What is the difference between "a desert island" and "a deserted island"? Are they synonymous?


I think people are being misled by overly literal interpretations. Let's first note this definition from Oxford Dictionaries (it's also the one automatically shown by Googling define desert island)...

desert island - a remote tropical island, typically an uninhabited one
"Carwyn seemed like a castaway on a desert island"

I would say that word "typically" is crucial, in that it implies a desert island might not in fact be uninhabited. Particularly since the usage example implies at least one inhabitant (the castaway lives there, even if he hopes his residence will be temporary).

More importantly, I can find any number of online definitions for desert island (that's 5 just there). To all intents and purposes, no dictionaries explicitly define deserted island - if you want to know what that means, you have to look up each word separately and work it out yourself.

Actually, that's not strictly true. If you search for define "deserted island" Google appears to show a definition for those exact words, but in fact it's just redirecting to the desert island definition. Wkipedia does something similar, in that the page http://en.wikipedia.org/wiki/Deserted_island goes to the same page as http://en.wikipedia.org/wiki/Desert_island.


I hope that's enough to show desert island is a well-known collocation with numerous specific connotations to most Anglophones (notably including Robinson Crusoe, Desert Island Discs, and humorous postcards). Whereas deserted island is just two words that might occur consecutively.

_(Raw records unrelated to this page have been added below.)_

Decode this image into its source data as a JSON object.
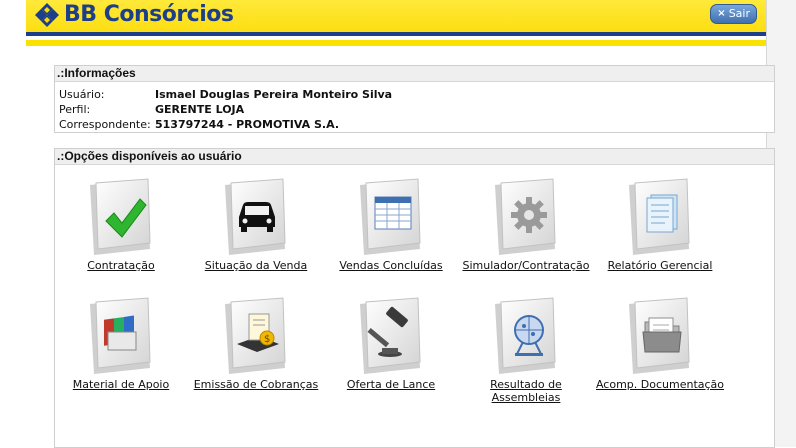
{
  "header": {
    "logo_text": "BB Consórcios",
    "logout_label": "Sair",
    "brand_blue": "#1d3f8a",
    "brand_yellow": "#fbd900"
  },
  "info": {
    "title": ".:Informações",
    "rows": [
      {
        "label": "Usuário:",
        "value": "Ismael Douglas Pereira Monteiro Silva"
      },
      {
        "label": "Perfil:",
        "value": "GERENTE LOJA"
      },
      {
        "label": "Correspondente:",
        "value": "513797244 - PROMOTIVA S.A."
      }
    ]
  },
  "options": {
    "title": ".:Opções disponíveis ao usuário",
    "tiles": [
      {
        "label": "Contratação",
        "icon": "checkmark-icon"
      },
      {
        "label": "Situação da Venda",
        "icon": "car-icon"
      },
      {
        "label": "Vendas Concluídas",
        "icon": "spreadsheet-icon"
      },
      {
        "label": "Simulador/Contratação",
        "icon": "gear-icon"
      },
      {
        "label": "Relatório Gerencial",
        "icon": "report-icon"
      },
      {
        "label": "Material de Apoio",
        "icon": "books-icon"
      },
      {
        "label": "Emissão de Cobranças",
        "icon": "invoice-icon"
      },
      {
        "label": "Oferta de Lance",
        "icon": "gavel-icon"
      },
      {
        "label": "Resultado de Assembleias",
        "icon": "lottery-cage-icon"
      },
      {
        "label": "Acomp. Documentação",
        "icon": "folder-icon"
      }
    ]
  }
}
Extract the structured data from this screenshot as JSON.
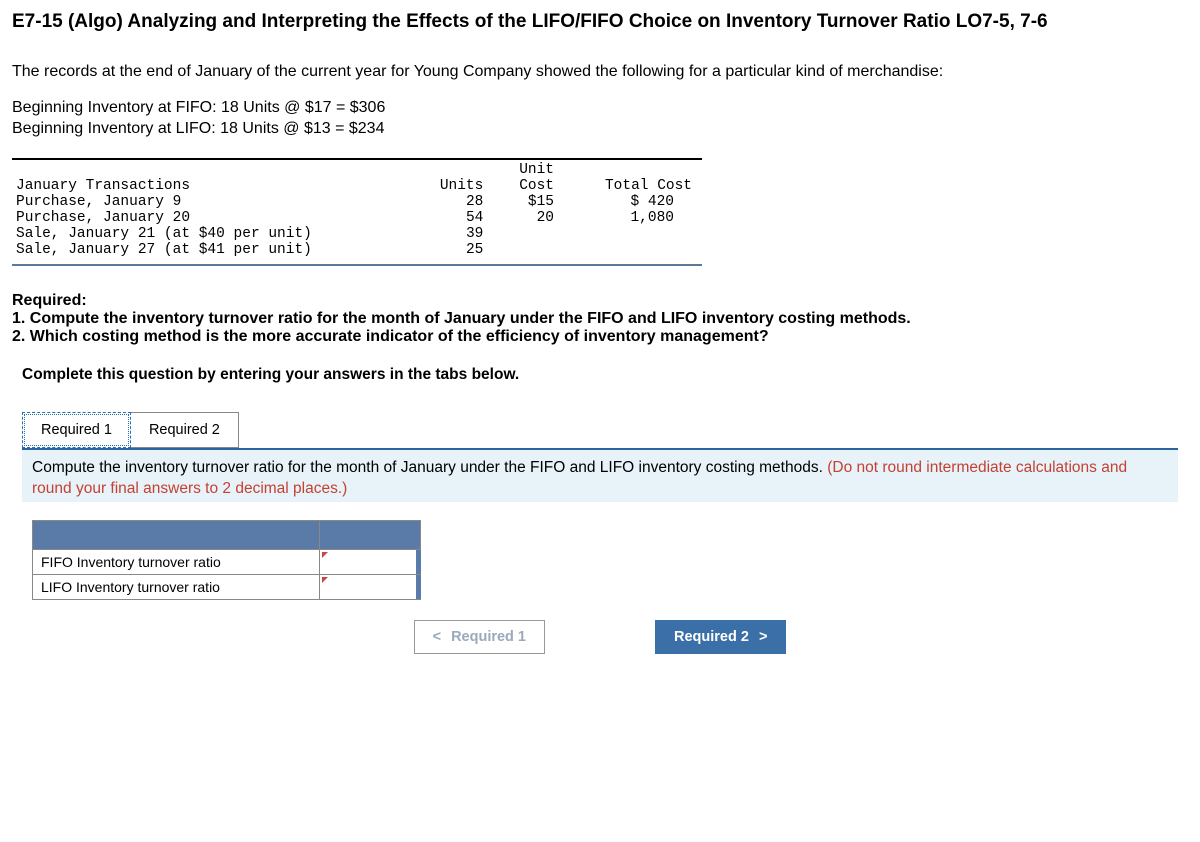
{
  "title": "E7-15 (Algo) Analyzing and Interpreting the Effects of the LIFO/FIFO Choice on Inventory Turnover Ratio LO7-5, 7-6",
  "intro": "The records at the end of January of the current year for Young Company showed the following for a particular kind of merchandise:",
  "beginning": {
    "fifo": "Beginning Inventory at FIFO: 18 Units @ $17 = $306",
    "lifo": "Beginning Inventory at LIFO: 18 Units @ $13 = $234"
  },
  "trans_table": {
    "headers": {
      "c0": "January  Transactions",
      "c1": "Units",
      "c2_top": "Unit",
      "c2_bot": "Cost",
      "c3": "Total Cost"
    },
    "rows": [
      {
        "label": "Purchase, January 9",
        "units": "28",
        "unit_cost": "$15",
        "total": "$  420"
      },
      {
        "label": "Purchase, January 20",
        "units": "54",
        "unit_cost": "20",
        "total": "1,080"
      },
      {
        "label": "Sale, January 21 (at $40 per unit)",
        "units": "39",
        "unit_cost": "",
        "total": ""
      },
      {
        "label": "Sale, January 27 (at $41 per unit)",
        "units": "25",
        "unit_cost": "",
        "total": ""
      }
    ]
  },
  "required": {
    "heading": "Required:",
    "line1": "1. Compute the inventory turnover ratio for the month of January under the FIFO and LIFO inventory costing methods.",
    "line2": "2. Which costing method is the more accurate indicator of the efficiency of inventory management?"
  },
  "complete_line": "Complete this question by entering your answers in the tabs below.",
  "tabs": {
    "t1": "Required 1",
    "t2": "Required 2"
  },
  "tab_body": {
    "main": "Compute the inventory turnover ratio for the month of January under the FIFO and LIFO inventory costing methods. ",
    "red": "(Do not round intermediate calculations and round your final answers to 2 decimal places.)"
  },
  "answer_table": {
    "row1": "FIFO Inventory turnover ratio",
    "row2": "LIFO Inventory turnover ratio"
  },
  "nav": {
    "prev_chev": "<",
    "prev": "Required 1",
    "next": "Required 2",
    "next_chev": ">"
  }
}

In short, whether there's any etymological justification for it or not, most Anglophones understand desert island as tropical, sandy-beached, [probably] without permanent inhabitants, etc., etc. They certainly wouldn't use that collocation in respect of uninhabited islands of Scotland, for example (which they might well be prepared to call deserted islands).


TL;DR: desert island evokes arid, sandy, desert-like, deserted evokes uninhabited, abandoned.
Dictionaries can only take you so far. In this case, established cultural associations are crucial.


They are often used as if they were synonymous… But, "a desert island" is "an island which has never been inhabited, which is and has always been uninhabited", whereas "a deserted island" should mean "an island which once was inhabited but whose inhabitants left for one reason or another, whose inhabitants deserted it".

Although I am sure that this should, this normative attitude towards languages, is definitely not everybody's cup of tea!

This reminds me of a game show I once saw on (French) TV: the people on set were given a phrase like 'not to beat about the bush' and given four different meanings the phrase might have.

The presenters had asked a hundred people in the street to choose between the different meanings. To win the game, the people on set did not have to give the correct meaning of the phrase, but the meaning which had been chosen by most people.

At first this sounded preposterous to me… but then it dawned on me that this is exactly the way languages work in the long run: a mistake made by a majority of people ends up not being one!

An example: in French, the morello cherry — a variety of very dark sour cherry — is l'agriotte from aigre, meaning 'sour' ('eager' belongs to the same word family as aigre). A lot of people misdivided this and ended up with la griotte… which is the correct form today! This is parallel to Shakespeare's humorous nuncle used by the Fool to address King Lear, a misdivision of an uncle, like so many innocent ones coming from the mouths of children.

etymology of the French word 'griotte' on Wikipedia

etymology of the English adjective 'eager' on Online Etymology Dictionary

origin of the word 'nuncle', Merriam-Webster Dictionary and Thesaurus

Similarly, when enough people have used Huckleberry Finn's nonnamous instead of anonymous, when Greek is Greek to enough of us, and when humorous or mistaken has become plain, nonnamous might become correct!